The actors aren’t exactly to blame, however. Even though Taylor Kitsch blands it up and Rhianna continues the grand tradition of singers-turned-actors-who-should-stick-to-music, they aren’t helped by a script that plays like a greatest hits of every action movie script that came before.

Cliché Chart Toppers? “I didn’t sign up for this!” (That’s the action movie equivalent of the old guy line, “I’m too old for this…”) “I got a bad feeling about this!” (Kitsch says this after the aliens have destroyed much of Hawaii, so either he’s the King of Understatement or this is the worst written movie of the year.)
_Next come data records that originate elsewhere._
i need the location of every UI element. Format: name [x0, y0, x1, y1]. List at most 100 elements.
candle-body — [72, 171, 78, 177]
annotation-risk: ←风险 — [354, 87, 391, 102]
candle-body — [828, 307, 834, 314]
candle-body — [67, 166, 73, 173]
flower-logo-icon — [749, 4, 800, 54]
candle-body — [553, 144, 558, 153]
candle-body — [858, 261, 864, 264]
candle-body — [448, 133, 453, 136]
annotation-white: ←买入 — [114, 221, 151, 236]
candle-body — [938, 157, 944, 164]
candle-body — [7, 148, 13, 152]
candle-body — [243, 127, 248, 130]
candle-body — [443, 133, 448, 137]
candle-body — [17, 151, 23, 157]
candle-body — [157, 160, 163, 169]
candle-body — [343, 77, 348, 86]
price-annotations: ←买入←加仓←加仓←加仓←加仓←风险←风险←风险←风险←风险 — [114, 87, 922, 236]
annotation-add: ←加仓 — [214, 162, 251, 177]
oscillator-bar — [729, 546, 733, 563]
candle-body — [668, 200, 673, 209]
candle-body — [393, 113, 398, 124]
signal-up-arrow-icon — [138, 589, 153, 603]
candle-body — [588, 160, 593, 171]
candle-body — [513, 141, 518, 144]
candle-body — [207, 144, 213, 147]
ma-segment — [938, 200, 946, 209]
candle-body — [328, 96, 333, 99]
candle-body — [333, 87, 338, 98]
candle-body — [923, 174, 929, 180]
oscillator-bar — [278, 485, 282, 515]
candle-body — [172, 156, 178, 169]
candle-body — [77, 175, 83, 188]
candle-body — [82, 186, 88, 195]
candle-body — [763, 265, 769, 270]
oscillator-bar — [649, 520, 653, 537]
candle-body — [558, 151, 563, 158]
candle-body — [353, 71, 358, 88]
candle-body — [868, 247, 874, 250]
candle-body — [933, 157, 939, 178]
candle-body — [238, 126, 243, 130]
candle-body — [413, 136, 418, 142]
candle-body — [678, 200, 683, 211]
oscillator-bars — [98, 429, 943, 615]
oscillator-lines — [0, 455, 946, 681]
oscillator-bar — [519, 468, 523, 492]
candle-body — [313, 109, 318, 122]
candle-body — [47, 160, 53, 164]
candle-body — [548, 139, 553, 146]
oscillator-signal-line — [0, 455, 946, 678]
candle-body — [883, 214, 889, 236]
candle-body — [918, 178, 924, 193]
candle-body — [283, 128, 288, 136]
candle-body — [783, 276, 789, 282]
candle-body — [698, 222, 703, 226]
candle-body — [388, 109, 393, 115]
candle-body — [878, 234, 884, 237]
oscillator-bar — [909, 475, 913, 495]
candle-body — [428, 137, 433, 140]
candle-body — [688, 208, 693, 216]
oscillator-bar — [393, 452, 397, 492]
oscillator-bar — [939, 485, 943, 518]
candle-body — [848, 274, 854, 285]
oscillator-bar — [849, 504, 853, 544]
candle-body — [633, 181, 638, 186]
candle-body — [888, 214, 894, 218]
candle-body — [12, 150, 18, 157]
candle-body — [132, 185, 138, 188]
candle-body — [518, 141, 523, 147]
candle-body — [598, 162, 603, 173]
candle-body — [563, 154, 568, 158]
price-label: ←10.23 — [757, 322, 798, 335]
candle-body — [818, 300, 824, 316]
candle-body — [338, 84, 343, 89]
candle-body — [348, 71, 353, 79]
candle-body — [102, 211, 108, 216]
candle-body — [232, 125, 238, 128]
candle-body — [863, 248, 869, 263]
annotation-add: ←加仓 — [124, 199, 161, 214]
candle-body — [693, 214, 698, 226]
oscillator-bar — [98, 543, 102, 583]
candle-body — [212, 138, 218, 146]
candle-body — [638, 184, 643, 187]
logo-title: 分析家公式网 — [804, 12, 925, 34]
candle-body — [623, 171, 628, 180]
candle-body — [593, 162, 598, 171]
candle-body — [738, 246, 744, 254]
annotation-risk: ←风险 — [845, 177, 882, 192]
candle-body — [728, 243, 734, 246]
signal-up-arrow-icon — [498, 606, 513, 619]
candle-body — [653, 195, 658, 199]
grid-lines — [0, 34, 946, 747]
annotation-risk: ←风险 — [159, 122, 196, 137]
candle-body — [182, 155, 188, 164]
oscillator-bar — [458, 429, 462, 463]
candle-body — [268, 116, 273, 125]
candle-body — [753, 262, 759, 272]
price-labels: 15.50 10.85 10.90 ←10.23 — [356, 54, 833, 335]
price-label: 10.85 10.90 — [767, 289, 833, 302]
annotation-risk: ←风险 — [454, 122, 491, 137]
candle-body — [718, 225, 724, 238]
Also, can we call a moratorium on electric beams that shoot into the sky, opening portals to other planets? We’ve seen that in almost every sci fi movie in recent memory and it is an effect way past its expiration date.

“Battleship” is exactly what is wrong with summer movies. It’s unnecessarily long, unnecessarily loud, unnecessarily bombastic… just unnecessary. Like the alien attack in the movie, you don’t just watch this movie, you endure, hoping to survive another day.

You know who sunk this battleship? Director Peter Berg, that’s who.